また、フランチャイズ加盟を解約する場合、一定期間同業の仕事をしないなどのルールが契約に盛り込まれているケースがあります。契約書をよく読んでいないと、後でトラブルになるリスクが伴うため、本部と契約を結ぶときだけでなく、解約する際は改めて契約書を確認してください。
フランチャイズ開業した後、末永く安定して運営するには、多大な時間と労力、お金が必要です。ここでは、フランチャイズに加入して開業し、うまく運営を続けていくための対策を紹介します。
フランチャイズはいろいろな種類があるため、加入先の下調べは入念に行なうことが大切です。
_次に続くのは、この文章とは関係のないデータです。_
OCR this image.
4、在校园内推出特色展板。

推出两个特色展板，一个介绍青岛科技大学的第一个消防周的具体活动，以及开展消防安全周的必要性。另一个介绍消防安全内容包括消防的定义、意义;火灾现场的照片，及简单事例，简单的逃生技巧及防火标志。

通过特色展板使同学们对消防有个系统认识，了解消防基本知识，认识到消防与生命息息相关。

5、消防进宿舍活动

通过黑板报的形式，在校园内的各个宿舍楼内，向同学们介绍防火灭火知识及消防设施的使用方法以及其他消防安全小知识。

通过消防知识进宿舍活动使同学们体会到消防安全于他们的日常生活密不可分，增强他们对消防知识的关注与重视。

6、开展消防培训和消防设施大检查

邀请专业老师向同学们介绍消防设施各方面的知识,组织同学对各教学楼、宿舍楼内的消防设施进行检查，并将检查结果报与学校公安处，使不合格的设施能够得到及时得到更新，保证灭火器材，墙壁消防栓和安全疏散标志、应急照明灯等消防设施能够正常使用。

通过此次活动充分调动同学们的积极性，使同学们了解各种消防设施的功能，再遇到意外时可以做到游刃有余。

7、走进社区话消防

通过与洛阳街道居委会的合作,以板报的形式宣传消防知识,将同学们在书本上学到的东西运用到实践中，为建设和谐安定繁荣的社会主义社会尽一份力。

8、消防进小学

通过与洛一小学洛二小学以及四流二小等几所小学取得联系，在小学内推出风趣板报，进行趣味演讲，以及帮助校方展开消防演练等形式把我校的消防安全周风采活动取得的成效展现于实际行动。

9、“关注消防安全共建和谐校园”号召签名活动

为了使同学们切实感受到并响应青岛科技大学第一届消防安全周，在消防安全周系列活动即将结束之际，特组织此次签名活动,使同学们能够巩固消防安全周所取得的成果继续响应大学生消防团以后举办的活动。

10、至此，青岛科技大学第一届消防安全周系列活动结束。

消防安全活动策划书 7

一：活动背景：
短期間で大きく売り上げを伸ばすところもあれば、その逆も珍しくありません。
例えば、2011年に開店した東京チカラメシは、2012年には全国に100店舗を展開する一大チェーン店になりました。しかし、2013年になると人手不足を原因に店舗の閉店が相次ぎ、現在は8店舗を残すのみです。
また、タピオカや白い鯛焼きなど爆発的なブームが起こったものの、すぐにブームが去って閉店が相次ぐケースもあります。急成長を遂げるフランチャイズは、魅力的に見えますが、急激に失速する可能性も高い傾向です。
日本には、目立ちませんが長年良好な経営を続けている需要が高いフランチャイズも多く存在しています。目先の華やかさに惑わされず、加入するチェーン店を選びましょう。
フランチャイズ加盟したからといって、本部が上司になったわけではなく、対等なビジネスパートナーとなるため、経営者としての自覚を持つ必要があります。
オープンしたら、本部はアドバイスなどは行なってくれますが、それをどう活かせるかはオーナー次第です。店舗で雇うスタッフのマネジメントも自分で行なう必要があるため、経営者としての自覚を持った経営力が求められます。
フランチャイズに加盟は、金融機関からの融資が受けやすいですが、自己資金を多めに蓄えておくことが重要です。本部によっては融資を受けるサポートをしてくれるところもあります。しかし、融資は借金なので、毎月返済が必要ですし、利息もかかります。
融資を多めに受けるとそれだけ返済も大変になり、店舗運営にも影響が出てしまうでしょう。フランチャイズに加盟して開業する場合も、自己資金はある程度貯めておくことをおすすめします。
フランチャイズに加盟したからといって楽観視せず、まずは自分とアルバイトのスタッフ1〜2人程度で回せる小規模な店舗からはじめるのがポイントです。小規模な店舗なら人件費だけでなく、家賃や光熱費も抑えられます。
一方で店舗が大きくなるほど多くの集客が見込めますが、その分スムーズに運営していくには人手や労力がかかります。スタッフのマネジメントも必要で、人手が集まらなければたちまち閉店の危機に陥る恐れもあるので、小規模な店舗からはじめましょう。
フランチャイズ開業は失敗例を多数知っておくことがポイントです。インターネットで検索すれば、失敗した事例や体験談を多く見つけられます。
事前に対策できるポイントが得られるため、失敗例にも目を通しておくことが大切です。自分自身と照らし合わせてみれば、計画の修正などにも役立つでしょう。
今回は、フランチャイズに加入して開業したのに失敗しやすい原因や対策を紹介しました。フランチャイズに加盟して開業した場合、約7割の方が5年後も順調に経営を続けています。
経営の失敗を防ぐためにも、下調べと計画を入念に行ない、オープン当初から順調な運営ができる準備をしておくことをおすすめします。